When I was 12 years old, I had my first pimple. I know this seems young, but I remember that because I was actually kind of excited to have my first pimple, thinking “I’m finally an adult.” My brother had been suffering through it for four years already, and I had been wondering when it would be my turn. I didn’t realize what a stigma it had associated with it in public until I went to school the next day and got the stares and questions from my friends. “What happened to your face?” “What is that red bump? A bug bite?”

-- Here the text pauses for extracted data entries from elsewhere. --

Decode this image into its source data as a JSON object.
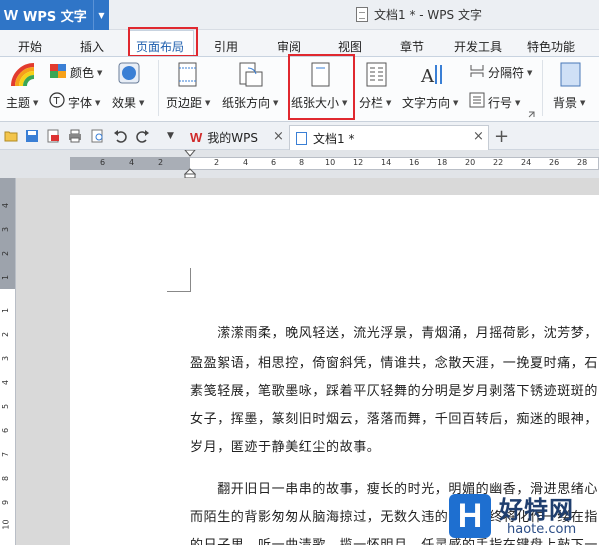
{
  "app": {
    "name": "WPS 文字",
    "logo_letter": "W"
  },
  "window": {
    "title": "文档1 * - WPS 文字"
  },
  "menu": {
    "tabs": [
      "开始",
      "插入",
      "页面布局",
      "引用",
      "审阅",
      "视图",
      "章节",
      "开发工具",
      "特色功能"
    ],
    "active": "页面布局"
  },
  "ribbon": {
    "color_label": "颜色",
    "theme_label": "主题",
    "font_label": "字体",
    "effect_label": "效果",
    "margin_label": "页边距",
    "orientation_label": "纸张方向",
    "size_label": "纸张大小",
    "columns_label": "分栏",
    "text_direction_label": "文字方向",
    "separator_label": "分隔符",
    "line_number_label": "行号",
    "background_label": "背景"
  },
  "quickbar": {
    "tabs": [
      {
        "label": "我的WPS",
        "active": false
      },
      {
        "label": "文档1 *",
        "active": true
      }
    ],
    "add_tab": "+"
  },
  "ruler": {
    "h_labels": [
      "6",
      "4",
      "2",
      "2",
      "4",
      "6",
      "8",
      "10",
      "12",
      "14",
      "16",
      "18",
      "20",
      "22",
      "24",
      "26",
      "28"
    ],
    "v_labels": [
      "4",
      "3",
      "2",
      "1",
      "1",
      "2",
      "3",
      "4",
      "5",
      "6",
      "7",
      "8",
      "9",
      "10",
      "11",
      "12"
    ]
  },
  "document": {
    "paragraph1": [
      "　　潆潆雨柔，晚风轻送，流光浮景，青烟涌，月摇荷影，沈芳梦，",
      "盈盈絮语，相思控，倚窗斜凭，情谁共，念散天涯，一挽夏时痛，石",
      "素笺轻展，笔歌墨咏，踩着平仄轻舞的分明是岁月剥落下锈迹斑斑的",
      "女子，挥墨，篆刻旧时烟云，落落而舞，千回百转后，痴迷的眼神，",
      "岁月，匿迹于静美红尘的故事。"
    ],
    "paragraph2": [
      "　　翻开旧日一串串的故事，瘦长的时光，明媚的幽香，滑进思绪心",
      "而陌生的背影匆匆从脑海掠过，无数久违的记忆，终将化作一缕在指",
      "的日子里，听一曲清歌，揽一怀明月，任灵感的手指在键盘上敲下一"
    ]
  },
  "watermark": {
    "logo_letter": "H",
    "name": "好特网",
    "url": "haote.com"
  },
  "colors": {
    "brand_blue": "#2f75c7",
    "highlight_red": "#e0282f"
  }
}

My whole family has had it. We have never found anything that really works to keep it away. My mom felt sorry for me and took me to a dermatologist when I was young who prescribed Retin-A and sometimes antibiotics. Retin-A is a strong retinol cream that promotes skin cell turnover and promotes skin rejuvenation. I was supposed to put it on at night only because it makes your skin more sensitive to the sun. I never really felt that it worked. I still got whiteheads and, gosh, my nose! Blackheads everywhere! I am a middle-aged adult now, but I still have them. How do I get rid of them?

My Question is

Am I the only person out there with a skin sensitivity that leads to acne who is frustrated with the myriad of “acne” products that don’t actually work? I am getting so frustrated with trying to figure out what products work for my skin. And I feel for my sons who will inevitably be stricken with this problem when they become teenagers.

Through this blog, I want to find answers. I don’t want to promote my own products or the products of others. I want to understand why a product might work for my friend but not for me. I am a scientist by training in the biomedical sciences, and I have a great interest in learning from data. In this age of big data, the answer has to be out there, right?

My Question to you is

I have a favor to ask of you. I will post here resources and information about new skin research and what is known about skin sensitivities and products that work. I would even like to include interviews with experts in the field. But I want this to be a community effort with greater benefits than just being a collection of resources and information. I want to know your story, what is your skin like, where are you from, what products has your skin reacted to, and what products do you like and why. I will use that data to understand what role demographics, geography, and skin properties play in reactions to skin care products. With enough data, we may even be able to narrow it down to the ingredient that causes the reaction.

As I wrote above, I would like this to be a community with not just my content posted here. I will keep information anonymous and de-identified, but if you don’t mind sharing some of your stories I will post that here, too.

And this doesn’t have to be just about acne. I think big data could help answer many questions related to skin conditions such as psoriasis, eczema, and skin aging. You tell me. Are you like me and want answers? What do you think would be helpful?